Sir, - I am greatly surprised by Lord Kilbracken, no mean authority on art forgery as The Master Forger (1951) proved. As one who appears to wish to support British attitudes to that great humanitarian, Roger Casement, he should not underrate the secret services of the Crown by assuming that they would not have searched Casement's Ebury Street lodgings when he was known to be on his way to the US.
Has Lord Kilbracken not heard of Quinlisk, one of the first recruits to the Irish Brigade, who later proved to be a British agent, was tried by Michael Collins and shot? Does he not know of "The Cowboy", McGeoy, also known as McGeoy, who according to Monteith's Berlin diary arrived in Zossen on December 5th 1915? Aodogan O'Rahilly has shown in Winding the Clock (1991), this man, supposedly taking a message to Tom Clarke early in April 1916, carried all the news of the German plans to help the Rising straight to the door of Scotland Yard where that master employer of forgers, Basil Thomson, eagerly received him.
I would also refer Lord Kilbracken to Colonel Z by Anthony Read and David Fisher (1984), which shows that Claude Dansey, head of British Military Intelligence, had Anthony J. Brogan followed from America to Germany, when Brogan took the proceeds of the sale of his paper the Irish American. some $60,000, to Casement as funds for the Irish Brigade. And all this happened before the Banna Strand.
As I have shown in my play The Ghost Accuses, a copy of which I will willingly submit to Lord Kilbracken for his critical appraisal, the story of the finding of the diary/diaries and related documents by Thomson and Reginald Hall of Naval Intelligence has all the elements of farce, since Thomson in his own published books gives four or five different versions of their discovery. A glance at Hansard will remind Lord Kilbracken that Thomson was reprimanded and dismissed from his position at Scotland Yard for forging parts of a copy of Pravda and other Russian documents. Surprise! Surprise!

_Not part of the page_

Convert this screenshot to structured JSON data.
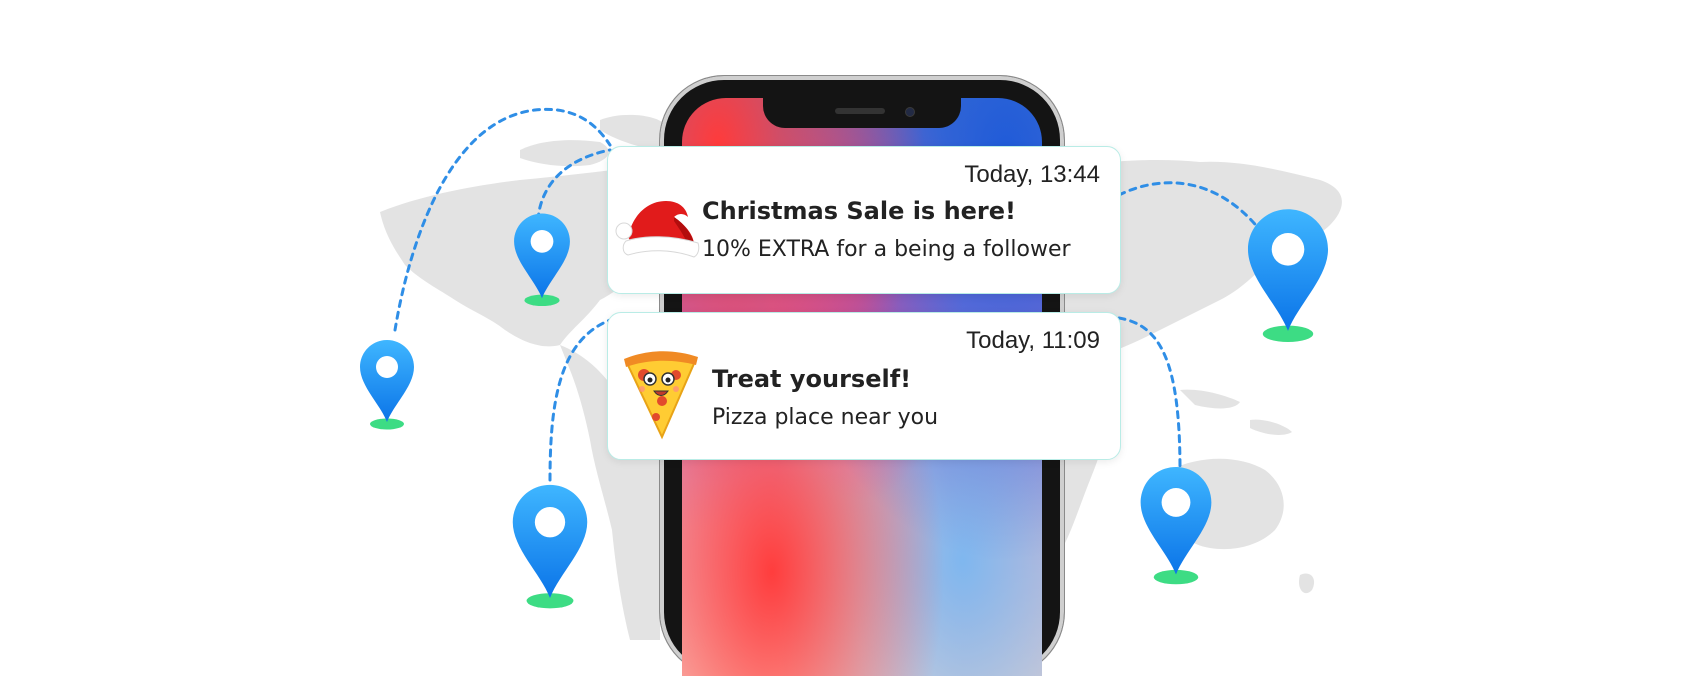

There is more, but as Lord Kilbacken must be the first to admit, the debate into which he has entered is incapable of resolution by letters to the press, which at best is only a point-scoring exercise. If he would consent to an open forum, many of us who support Casement would be only too happy to settle the question of the alleged Casement diaries once and for all. Then perhaps that great Irishman can be allowed to rest in peace. - Yours, etc.
Woodlands Avenue, Wan stead, London €11 3RB.